Wearable products are sold on retail shelves and their promise has to be conveyed simply and singularly. User needs and wants must be expressed as a desirable product.
While the singularity of a product’s promise is paramount, wearable devices live on the internet of things. More than just performing standalone functions, users expect they will engage in an ecosystem of other connected devices. When designed with services — not just technologies — in mind, the wearable device can become a component of a service. The risk is that adding connected data services muddies the ultimate product promise, leaving would-be users confused as to the real value. Yet, done well, the result can be a connected experience that surrounds a user in their multiple daily contexts and seamlessly augments other smart devices.
Some wearables should be worn discreetly: passively sensing location, or steps taken, or heart rate data. This data is pushed to the cloud where it can be aggregated into insights. The design and presentation of those insights is critical to ensure wearables aren’t just collecting a mess of metrics.

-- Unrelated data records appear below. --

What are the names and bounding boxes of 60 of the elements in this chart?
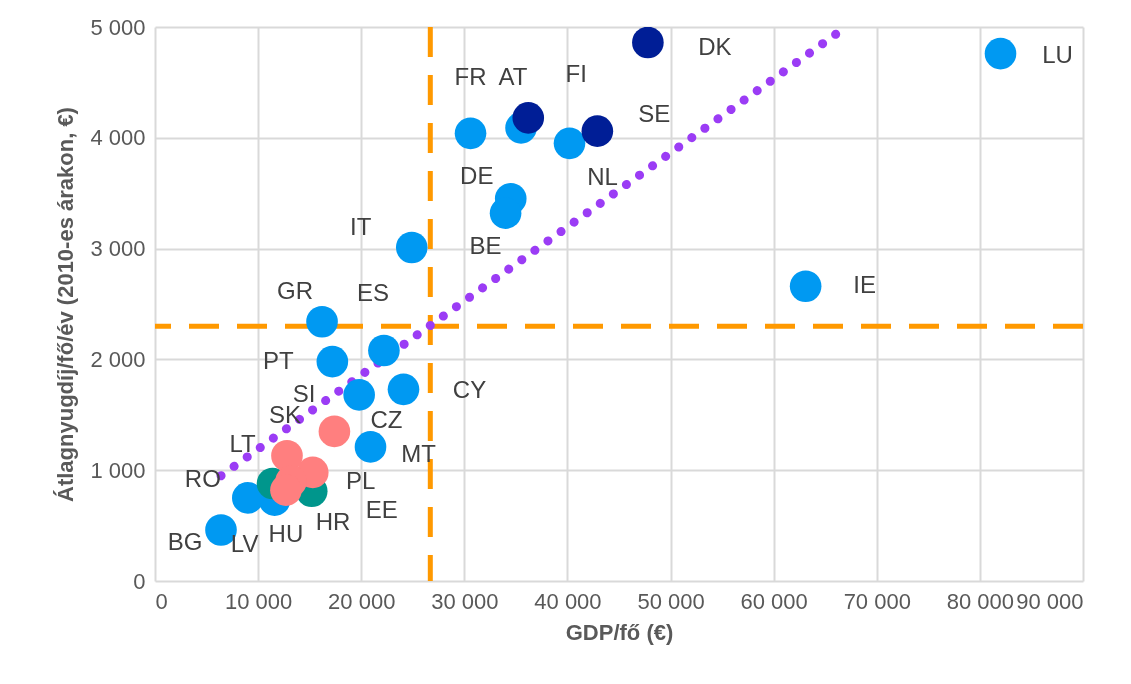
annotation: IT — [350, 213, 372, 241]
annotation: DE — [460, 161, 494, 189]
annotation: HU — [268, 520, 304, 548]
point — [387, 373, 420, 406]
point — [984, 37, 1017, 70]
annotation: FR — [454, 63, 487, 91]
y-tick-label: 4 000 — [90, 125, 146, 151]
x-tick-label: 60 000 — [740, 588, 808, 614]
point — [306, 305, 338, 338]
point — [354, 431, 387, 463]
x-tick-label: 80 000 — [946, 588, 1015, 614]
x-axis-title: GDP/fő (€) — [565, 619, 674, 645]
x-tick-label: 10 000 — [224, 588, 293, 614]
point — [789, 270, 822, 303]
y-axis-title: Átlagnyugdíj/fő/év (2010-es árakon, €) — [53, 107, 79, 502]
y-tick-label: 1 000 — [90, 457, 146, 483]
x-tick-label: 20 000 — [328, 588, 396, 614]
annotation: NL — [587, 163, 618, 191]
annotation: CY — [452, 376, 487, 404]
x-tick-label: 30 000 — [431, 588, 499, 614]
annotation: SE — [638, 100, 671, 128]
annotation: LU — [1042, 40, 1073, 68]
annotation: PT — [263, 346, 295, 374]
point — [553, 127, 586, 160]
annotation: HR — [315, 508, 351, 536]
point — [368, 334, 400, 367]
annotation: EE — [365, 496, 398, 524]
annotation: IE — [853, 271, 876, 299]
y-tick-label: 2 000 — [90, 346, 146, 372]
x-tick-label: 70 000 — [843, 588, 911, 614]
point — [632, 27, 664, 59]
point — [318, 415, 351, 448]
y-tick-label: 3 000 — [90, 236, 146, 262]
annotation: RO — [184, 464, 221, 492]
annotation: BE — [469, 232, 502, 260]
annotation: GR — [277, 276, 314, 304]
annotation: LT — [229, 430, 256, 458]
point — [581, 115, 614, 147]
point — [231, 482, 264, 514]
point — [395, 231, 428, 264]
point — [512, 102, 545, 134]
x-tick-label: 40 000 — [534, 588, 602, 614]
x-tick-label: 50 000 — [637, 588, 705, 614]
x-tick-label: 0 — [155, 588, 168, 614]
y-tick-label: 0 — [133, 568, 146, 594]
point — [454, 117, 487, 150]
annotation: MT — [401, 439, 437, 467]
annotation: CZ — [370, 406, 403, 434]
x-tick-label: 90 000 — [1016, 588, 1084, 614]
annotation: SI — [292, 379, 316, 407]
annotation: LV — [230, 530, 259, 558]
annotation: ES — [356, 278, 389, 306]
annotation: DK — [698, 32, 732, 60]
y-tick-label: 5 000 — [90, 14, 146, 40]
point — [316, 345, 349, 378]
point — [343, 379, 375, 411]
annotation: PL — [346, 467, 376, 495]
annotation: AT — [498, 62, 528, 90]
annotation: BG — [167, 528, 203, 556]
annotation: FI — [565, 59, 587, 87]
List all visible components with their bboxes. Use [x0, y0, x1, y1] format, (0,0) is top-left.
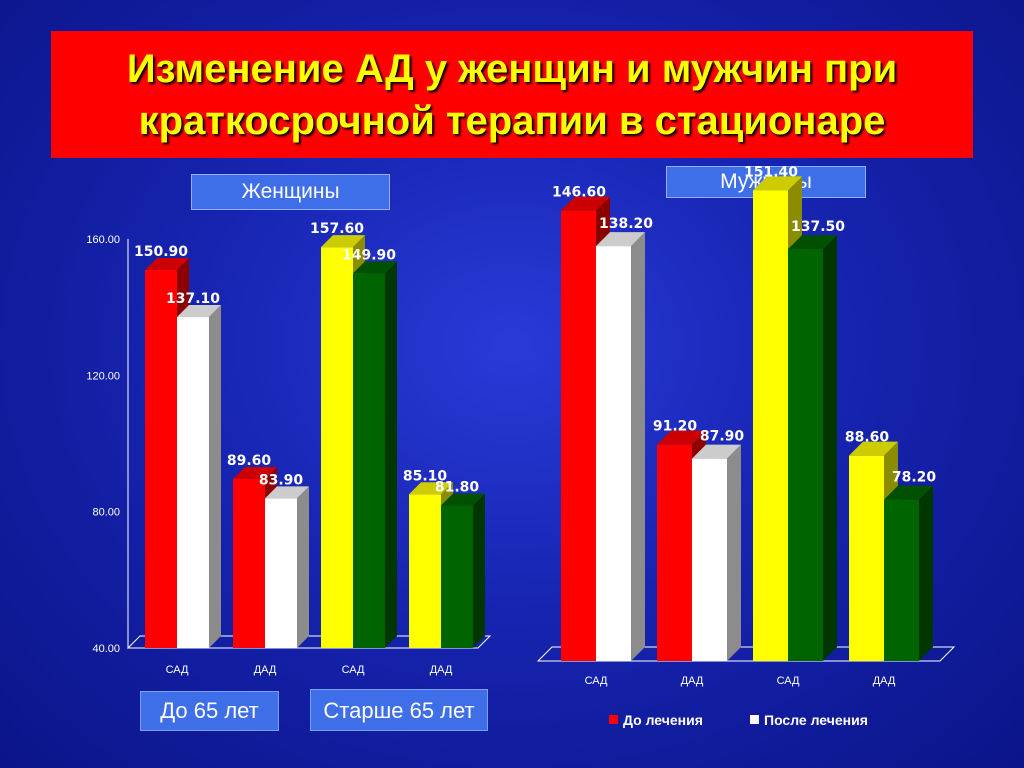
y-tick-label: 120.00	[86, 370, 120, 382]
bar-after-1-side	[727, 444, 741, 661]
bar-before-0-front	[561, 210, 596, 662]
bar-after-0-side	[209, 305, 221, 648]
bar-before-3-top	[849, 441, 898, 456]
bar-after-3-top	[441, 493, 485, 506]
value-label-before-0: 150.90	[134, 244, 188, 260]
bar-after-3-front	[441, 505, 473, 648]
value-label-before-3: 88.60	[845, 430, 890, 446]
bar-after-3	[441, 493, 485, 648]
bar-after-0-front	[177, 317, 209, 648]
bar-before-1-top	[657, 430, 706, 445]
bar-after-0-top	[596, 232, 645, 247]
bar-after-1	[692, 444, 741, 661]
bar-before-2-front	[321, 247, 353, 648]
bar-before-3-top	[409, 482, 453, 495]
value-label-before-3: 85.10	[403, 468, 448, 484]
bar-after-1-side	[297, 486, 309, 648]
chart-legend: До лечения После лечения	[609, 712, 868, 728]
bar-after-1-front	[265, 498, 297, 648]
bar-after-0-side	[631, 232, 645, 662]
bar-after-1	[265, 486, 309, 648]
over-65-label: Старше 65 лет	[310, 689, 488, 731]
value-label-before-0: 146.60	[552, 185, 606, 201]
bar-after-3-top	[884, 485, 933, 500]
bar-before-1-top	[233, 466, 277, 479]
women-panel-label: Женщины	[191, 174, 390, 210]
value-label-after-3: 78.20	[892, 470, 937, 486]
bar-before-2-top	[321, 235, 365, 248]
bar-after-2	[788, 235, 837, 661]
bar-after-3-side	[919, 485, 933, 661]
bar-before-0-top	[145, 258, 189, 271]
bar-after-2-side	[385, 261, 397, 648]
bar-before-3-front	[409, 494, 441, 648]
bar-after-1-top	[692, 444, 741, 459]
y-tick-label: 160.00	[86, 234, 120, 246]
category-label-1: ДАД	[681, 675, 704, 687]
bar-after-2-top	[353, 261, 397, 274]
value-label-after-1: 87.90	[700, 429, 745, 445]
bar-before-3-front	[849, 455, 884, 661]
value-label-before-1: 89.60	[227, 453, 272, 469]
legend-swatch-before	[609, 715, 618, 724]
bar-after-0	[596, 232, 645, 662]
value-label-after-3: 81.80	[435, 480, 480, 496]
bar-before-1-front	[657, 444, 692, 661]
bar-after-0-top	[177, 305, 221, 318]
category-label-3: ДАД	[430, 664, 453, 676]
bar-before-0-top	[561, 196, 610, 211]
y-tick-label: 80.00	[92, 507, 120, 519]
value-label-before-1: 91.20	[653, 419, 698, 435]
legend-label-after: После лечения	[764, 712, 868, 728]
bar-after-2-side	[823, 235, 837, 661]
bar-before-2-top	[753, 176, 802, 191]
bar-after-2	[353, 261, 397, 648]
under-65-label: До 65 лет	[140, 691, 279, 731]
slide-title: Изменение АД у женщин и мужчин при кратк…	[126, 46, 898, 143]
title-banner: Изменение АД у женщин и мужчин при кратк…	[51, 31, 973, 158]
y-tick-label: 40.00	[92, 643, 120, 655]
category-label-2: САД	[777, 675, 800, 687]
value-label-after-1: 83.90	[259, 472, 304, 488]
legend-swatch-after	[750, 715, 759, 724]
bar-after-2-front	[353, 273, 385, 648]
value-label-before-2: 151.40	[744, 164, 798, 180]
value-label-after-2: 137.50	[791, 219, 845, 235]
category-label-3: ДАД	[873, 675, 896, 687]
bar-after-2-top	[788, 235, 837, 250]
women-chart: 40.00 80.00 120.00 160.00 150.90 137.10 САД 89.…	[86, 221, 492, 676]
category-label-2: САД	[342, 664, 365, 676]
bar-after-0-front	[596, 246, 631, 662]
bar-after-3	[884, 485, 933, 661]
bar-after-0	[177, 305, 221, 648]
value-label-after-0: 138.20	[599, 216, 653, 232]
bar-before-0-front	[145, 270, 177, 648]
category-label-0: САД	[166, 664, 189, 676]
bar-before-1-front	[233, 478, 265, 648]
bar-after-2-front	[788, 249, 823, 661]
value-label-after-2: 149.90	[342, 247, 396, 263]
bar-after-1-front	[692, 458, 727, 661]
category-label-1: ДАД	[254, 664, 277, 676]
value-label-after-0: 137.10	[166, 291, 220, 307]
category-label-0: САД	[585, 675, 608, 687]
bar-before-2-front	[753, 190, 788, 661]
value-label-before-2: 157.60	[310, 221, 364, 237]
bar-after-1-top	[265, 486, 309, 499]
bar-after-3-side	[473, 493, 485, 648]
bar-after-3-front	[884, 499, 919, 661]
legend-label-before: До лечения	[623, 712, 703, 728]
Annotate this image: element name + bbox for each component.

We design wearable interfaces by applying service design, user interface design and usability principles. We envision the wearable, not as a product on a shelf, but as a service with all of the touchpoints involved, flowing from a wearable to other cloud-connected devices and returning back to the user as insights and augments that improve lives.
We design for various wearable and connected device experiences
Design considerations for smartwatches and micro-screen devices:
_ Dedicate micro-screens to immersive experiences and tasks: Often wearable experiences are sustained activities but interacting with the device should be quick, not deep. Aim for quick reference, not deep input.
_ Give it glance-ability: Display info in adequately large fonts, not fussy or small details. High contrast is best.
_ Unify the experience with simplicity: Simple button layouts and focused interfaces enable fast interaction.
_ Put hardware to work: Hardware buttons should be few and simple, but invaluable. Decide which core function(s) should work sightlessly.
_ Wearables make a personal statement: Don’t underestimate the role of fashion in consumer product choice. Digital themes should be user-customizable.